SOL GENERAL
Darío Vera
A la una de la tarde, dentro de exactamente un mes, oficialmente nuestro país será sede de la tercera Copa del Mundo, siendo el único país en la historia de este evento en recibir la competencia… o al menos su inauguración.
Bajo una nube gris de dudas -y cuando no- la Selección Mexicana debutará en el partido inaugural frente al representativo de Sudáfrica, en una ceremonia que ya se anunció será una auténtica kermés amenizada por Los Ángeles Azules y Belinda, con unos destellos de folclore a cargo de Alejandro Fernández.
Evento al que muy pocos mexicanos tendremos acceso y no precisamente por las poco más de 80 mil butacas disponibles en el Estadio Azteca, sino por lo inaccesible de los boletos.
Desde hace tres años y medio que inició el proceso de venta de boletos, la FIFA estratégicamente generó una amplia expectativa que, de entrada, ya los encareció, pues para tener preferencia en la obtención de esos pases, había que cubrir una serie de requisitos durante todo este lapso que consistía de ir sumando puntos a través de compras estratégicas que te generaban una buena reputación como cliente, como una especie de buró, para después dejarte caer los tickets con altísimos costos.
No continuaré con la denuncia de los estratosféricos precios pues parecerá queja por no contar con los recursos para comprarlos (maldita pobreza), pero no se comparan con mundiales anteriores y lo peor es que muchos pensamos que se disfrutaría de forma mas cómoda de un partido, al ser en casa.

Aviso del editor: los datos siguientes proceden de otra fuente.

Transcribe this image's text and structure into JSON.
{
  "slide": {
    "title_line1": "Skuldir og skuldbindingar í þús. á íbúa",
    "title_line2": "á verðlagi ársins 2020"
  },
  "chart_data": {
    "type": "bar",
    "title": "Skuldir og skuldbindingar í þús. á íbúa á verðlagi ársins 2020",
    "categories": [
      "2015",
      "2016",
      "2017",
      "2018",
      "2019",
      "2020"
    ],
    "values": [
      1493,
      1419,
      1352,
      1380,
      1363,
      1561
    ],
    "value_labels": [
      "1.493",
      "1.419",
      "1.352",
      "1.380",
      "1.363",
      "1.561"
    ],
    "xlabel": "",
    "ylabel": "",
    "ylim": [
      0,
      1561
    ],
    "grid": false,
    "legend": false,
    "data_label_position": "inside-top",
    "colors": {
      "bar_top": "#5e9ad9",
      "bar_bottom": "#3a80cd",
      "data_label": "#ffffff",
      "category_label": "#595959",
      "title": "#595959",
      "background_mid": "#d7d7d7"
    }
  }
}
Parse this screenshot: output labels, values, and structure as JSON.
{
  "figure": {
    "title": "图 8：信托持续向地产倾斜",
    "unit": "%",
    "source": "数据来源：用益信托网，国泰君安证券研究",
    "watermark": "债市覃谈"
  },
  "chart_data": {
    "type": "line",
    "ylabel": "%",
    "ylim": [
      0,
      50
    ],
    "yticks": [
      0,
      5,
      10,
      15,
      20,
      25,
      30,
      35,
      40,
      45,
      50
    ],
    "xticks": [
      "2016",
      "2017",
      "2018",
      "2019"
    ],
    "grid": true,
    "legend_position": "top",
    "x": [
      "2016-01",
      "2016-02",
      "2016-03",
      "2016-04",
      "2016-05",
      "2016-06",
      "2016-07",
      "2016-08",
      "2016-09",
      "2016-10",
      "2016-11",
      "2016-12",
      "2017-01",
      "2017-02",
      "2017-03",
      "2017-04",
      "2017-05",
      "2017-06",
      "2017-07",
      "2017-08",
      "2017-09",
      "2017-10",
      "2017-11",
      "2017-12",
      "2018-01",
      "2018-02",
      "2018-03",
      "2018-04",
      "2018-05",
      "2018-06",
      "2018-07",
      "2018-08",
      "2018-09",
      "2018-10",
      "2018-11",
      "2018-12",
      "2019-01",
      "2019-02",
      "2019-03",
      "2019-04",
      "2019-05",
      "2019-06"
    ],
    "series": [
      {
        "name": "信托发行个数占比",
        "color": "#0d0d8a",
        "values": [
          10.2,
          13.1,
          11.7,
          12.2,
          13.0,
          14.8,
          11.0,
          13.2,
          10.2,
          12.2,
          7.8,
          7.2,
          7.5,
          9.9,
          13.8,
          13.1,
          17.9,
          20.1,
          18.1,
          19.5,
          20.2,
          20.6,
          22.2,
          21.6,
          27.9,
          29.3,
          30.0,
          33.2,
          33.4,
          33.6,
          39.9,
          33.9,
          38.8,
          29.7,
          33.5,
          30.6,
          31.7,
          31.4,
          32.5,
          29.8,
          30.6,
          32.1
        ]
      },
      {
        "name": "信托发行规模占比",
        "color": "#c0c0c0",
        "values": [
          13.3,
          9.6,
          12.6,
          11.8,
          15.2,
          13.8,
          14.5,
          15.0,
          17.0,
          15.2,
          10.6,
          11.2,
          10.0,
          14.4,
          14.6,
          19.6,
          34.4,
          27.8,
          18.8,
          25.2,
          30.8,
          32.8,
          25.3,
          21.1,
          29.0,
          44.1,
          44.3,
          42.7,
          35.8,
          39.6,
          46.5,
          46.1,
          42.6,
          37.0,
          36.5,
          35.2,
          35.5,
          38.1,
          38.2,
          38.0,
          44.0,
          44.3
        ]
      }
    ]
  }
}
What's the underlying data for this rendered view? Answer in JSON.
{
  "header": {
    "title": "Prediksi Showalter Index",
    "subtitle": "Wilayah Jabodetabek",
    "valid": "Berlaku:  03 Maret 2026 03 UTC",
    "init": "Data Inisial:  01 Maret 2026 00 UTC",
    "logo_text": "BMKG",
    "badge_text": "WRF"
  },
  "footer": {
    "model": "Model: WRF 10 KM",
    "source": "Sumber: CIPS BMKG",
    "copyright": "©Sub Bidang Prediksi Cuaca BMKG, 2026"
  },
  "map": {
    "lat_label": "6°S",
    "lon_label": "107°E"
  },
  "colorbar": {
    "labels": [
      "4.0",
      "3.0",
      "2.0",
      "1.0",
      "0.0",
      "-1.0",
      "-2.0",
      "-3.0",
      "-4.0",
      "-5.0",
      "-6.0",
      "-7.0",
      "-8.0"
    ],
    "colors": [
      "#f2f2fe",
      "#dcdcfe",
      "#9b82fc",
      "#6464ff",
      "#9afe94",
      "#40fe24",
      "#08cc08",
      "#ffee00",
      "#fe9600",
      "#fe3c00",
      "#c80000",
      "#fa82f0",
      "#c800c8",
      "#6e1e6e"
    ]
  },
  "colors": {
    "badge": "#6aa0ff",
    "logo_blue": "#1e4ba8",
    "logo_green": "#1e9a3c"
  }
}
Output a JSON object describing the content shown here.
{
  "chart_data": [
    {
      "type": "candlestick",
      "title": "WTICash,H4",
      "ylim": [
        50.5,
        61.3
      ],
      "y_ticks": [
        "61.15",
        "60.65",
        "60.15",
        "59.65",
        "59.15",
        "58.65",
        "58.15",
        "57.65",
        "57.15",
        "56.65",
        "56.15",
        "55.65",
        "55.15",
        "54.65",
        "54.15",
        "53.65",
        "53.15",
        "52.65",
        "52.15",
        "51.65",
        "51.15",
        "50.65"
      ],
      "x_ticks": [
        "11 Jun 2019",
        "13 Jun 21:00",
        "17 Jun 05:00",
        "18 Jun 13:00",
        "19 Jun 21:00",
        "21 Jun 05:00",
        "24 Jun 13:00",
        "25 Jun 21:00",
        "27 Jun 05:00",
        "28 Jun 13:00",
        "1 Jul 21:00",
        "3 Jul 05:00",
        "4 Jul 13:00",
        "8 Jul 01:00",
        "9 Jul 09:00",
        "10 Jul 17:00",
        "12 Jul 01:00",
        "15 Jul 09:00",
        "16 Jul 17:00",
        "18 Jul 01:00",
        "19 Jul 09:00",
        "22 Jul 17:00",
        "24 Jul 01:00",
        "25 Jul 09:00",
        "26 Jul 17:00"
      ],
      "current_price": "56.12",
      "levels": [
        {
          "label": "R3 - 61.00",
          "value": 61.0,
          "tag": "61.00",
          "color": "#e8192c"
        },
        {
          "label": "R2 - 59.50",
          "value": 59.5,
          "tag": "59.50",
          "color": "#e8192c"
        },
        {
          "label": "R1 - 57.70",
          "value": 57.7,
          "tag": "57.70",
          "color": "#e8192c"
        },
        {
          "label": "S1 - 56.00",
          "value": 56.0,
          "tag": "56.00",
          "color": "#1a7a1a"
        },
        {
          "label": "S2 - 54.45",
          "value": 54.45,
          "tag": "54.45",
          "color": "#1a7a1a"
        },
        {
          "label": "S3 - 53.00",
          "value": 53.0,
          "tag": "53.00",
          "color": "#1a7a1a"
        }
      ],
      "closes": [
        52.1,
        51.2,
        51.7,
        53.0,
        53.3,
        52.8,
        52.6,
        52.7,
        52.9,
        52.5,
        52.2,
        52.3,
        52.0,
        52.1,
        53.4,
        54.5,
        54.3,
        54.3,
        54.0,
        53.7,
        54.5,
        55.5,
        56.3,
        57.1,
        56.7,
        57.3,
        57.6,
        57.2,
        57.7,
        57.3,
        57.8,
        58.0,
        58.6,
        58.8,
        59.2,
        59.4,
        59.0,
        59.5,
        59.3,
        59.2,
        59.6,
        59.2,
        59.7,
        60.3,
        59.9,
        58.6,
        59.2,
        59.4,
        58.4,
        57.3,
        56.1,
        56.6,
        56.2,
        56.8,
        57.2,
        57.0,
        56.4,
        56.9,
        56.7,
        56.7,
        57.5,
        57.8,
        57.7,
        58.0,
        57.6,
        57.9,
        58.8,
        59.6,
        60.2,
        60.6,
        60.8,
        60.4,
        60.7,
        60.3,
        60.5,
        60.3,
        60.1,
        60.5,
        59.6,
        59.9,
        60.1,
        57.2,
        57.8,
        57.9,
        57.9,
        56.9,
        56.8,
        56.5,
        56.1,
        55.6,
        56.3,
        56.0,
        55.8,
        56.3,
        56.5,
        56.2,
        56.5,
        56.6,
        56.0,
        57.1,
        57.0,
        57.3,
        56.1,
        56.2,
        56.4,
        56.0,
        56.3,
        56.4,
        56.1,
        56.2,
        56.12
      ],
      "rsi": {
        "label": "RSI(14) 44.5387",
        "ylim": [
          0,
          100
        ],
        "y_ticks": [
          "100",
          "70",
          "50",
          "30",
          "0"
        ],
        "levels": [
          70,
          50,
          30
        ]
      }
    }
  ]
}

Al mal contexto deportivo y económico, súmele las reglas de FIFA para ser parte de “la fiesta”, pues ya anunciaron Fan Fest en las tres ciudades sedes del Mundial en nuestro país y hasta para eso hay que hacer fila digital, registrarse y a ver si nos dan chance de entrar.
Ya ni siquiera tocaré el desmadre bien organizado de la Secretaría de Educación Pública que primero dice una cosa y luego dice otra, pues, so pretexto de un ajuste del calendario, querían o quieren, dejar a los estudiantes libres un mes antes de lo acostumbrado para que se vayan a hacer desorden a su casa.
Si usted ha ido o me lee desde Monterrey, sabe lo que significa las serias deficiencias de transporte público y que las obras que el gobernador Samuel García, dijo que estarían listas, no van ni en tiempo ni en forma.
Jalisco, al igual que el resto del país, enfrenta serios problemas de inseguridad que pareciera solo se quieren tapar con el Mundial.
Hoy México no está listo pese a que hace ocho años nos avisaron que seríamos sede de 13 partidos de los 104 que conforman la vigésimo tercera edición de la Copa del Mundo que, aparte de todo, por primera vez un primer mandatario, en este caso la presidenta Claudia Sheinbaum, no estará para inaugurarlo.
A ver y le soy claro, no es el pesimismo lo que me caracteriza, pero por donde lo queramos ver, esto difícilmente se puede considerar una fiesta.
Tampoco descarto que México por ahí empiece con un triunfo y salgamos todos a gritar los goles, y la causa es justamente la misma: la eterna esperanza que esta selección haga algo, el caos que como país enfrentamos y la necesidad de celebrar algo.
Por mas albumnes, barajitas, llaveros, playeras y comerciales que nos han querido vender, la otra cara de la moneda resulta bastante triste, que no ha ayudado a generar una fiebre a la altura de este evento que podría incluso hacernos olvidar lo malo, si tan solo El Tri diera esperanzas de trascender, pero ahorita no se ve por dónde.
Son 30 días los que nos separan de la celebración deportiva más importante del planeta, mismos en los que usted y yo, más allá del cristal con que lo veamos, nos pongamos en la misma sintonía de lo que inevitablemente será un hecho histórico, solo falta que a quienes les toca, hagan de esto una auténtica fiesta.